Justement, quel est le coeur de Life Insurances

Il y a tant de choses autour de cette thématique que nous nous refusions à tomber dans le catalogue, le tutoriel, le démonstratif. Si nous regardons au-delà de la thématique, nous allons à la rencontre de ces petits rituels du quotidien qui laissent notre cerveau tranquille. Ces protocoles que nous traversons au quotidien ; nous avons souhaité les décrypter pour ensuite les installer au plateau. De la pré-conception jusqu’à la mort, Life Insurances est un time-lapse de chaque étape de notre vie. L’idée de cette pièce est née en 2017. 

Votre travail de recherche s’inscrit dans la durée. Pourquoi privilégiez-vous le temps long ? 

La covid nous a permis de réfléchir à cela en profondeur. Et nous assumons clairement cette envie du temps long, de l’hédonisme. Avant, nous le vivions mal car nous étions en face d’un rouleau-compresseur culturel soucieux que tout se passe vite et maintenant. Avec la covid, le système s’est mis à ralentir et cela a été très productif pour nous. D’un coup, le système s’adaptait à notre rythme. 

Cela a-t-il joué sur les enjeux de Life Insurances ? 

Cette création a été perturbante. Nous étions en pleine phase de recherche lorsqu’Emmanuel Macron a annoncé un confinement total. Avec Life Insurances, nous voulons mettre en évidence l’absurdité de ces normes de sécurité qui sont présentes partout, tout le temps et nous nous concentrons sur notre propre conscience de notre propre mort, cette angoisse très primaire. Life Insurances s’attaque donc aux fictions que nous mettons en place au quotidien pour échapper à cette notion de mort. 

Malgré votre discours, Life Insurances a un réel potentiel comique… 

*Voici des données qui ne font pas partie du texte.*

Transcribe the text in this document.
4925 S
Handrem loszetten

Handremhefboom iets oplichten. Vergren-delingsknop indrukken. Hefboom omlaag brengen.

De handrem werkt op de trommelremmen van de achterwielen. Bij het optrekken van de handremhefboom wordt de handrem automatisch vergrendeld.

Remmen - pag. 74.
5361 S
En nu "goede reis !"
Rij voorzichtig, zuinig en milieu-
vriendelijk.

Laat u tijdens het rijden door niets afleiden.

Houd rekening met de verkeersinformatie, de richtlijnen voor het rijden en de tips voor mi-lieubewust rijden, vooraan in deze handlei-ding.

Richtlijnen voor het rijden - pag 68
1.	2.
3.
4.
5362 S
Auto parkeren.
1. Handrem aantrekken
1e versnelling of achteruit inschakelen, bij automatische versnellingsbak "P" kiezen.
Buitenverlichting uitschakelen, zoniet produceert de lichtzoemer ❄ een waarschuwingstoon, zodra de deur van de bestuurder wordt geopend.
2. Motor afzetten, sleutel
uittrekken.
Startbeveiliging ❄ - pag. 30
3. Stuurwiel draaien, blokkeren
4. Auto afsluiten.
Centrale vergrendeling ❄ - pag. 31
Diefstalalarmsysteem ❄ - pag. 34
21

Il était évident que nous allions traiter ce sujet sur le ton de l’absurde. Avec le tragique et le poétique, l’absurde participe à l’écriture de l’ensemble de nos pièces. Nous souhaitons que le spectateur ait conscience que très vite, la pièce peut basculer. Car notre duo, c’est une vie d’amitié, de danse. Tout cela se superpose au plateau. Nous répétons des semaines, des mois pour que ça se passe bien le jour J. Mais allons-nous aller au bout ? Sommes-nous en forme ? Avons-nous fait la fête la veille ? Nos vies intimes et nos vies de performeuses sont indissociables sur scène. 

Propos recueillis par Arnaud Bénureau.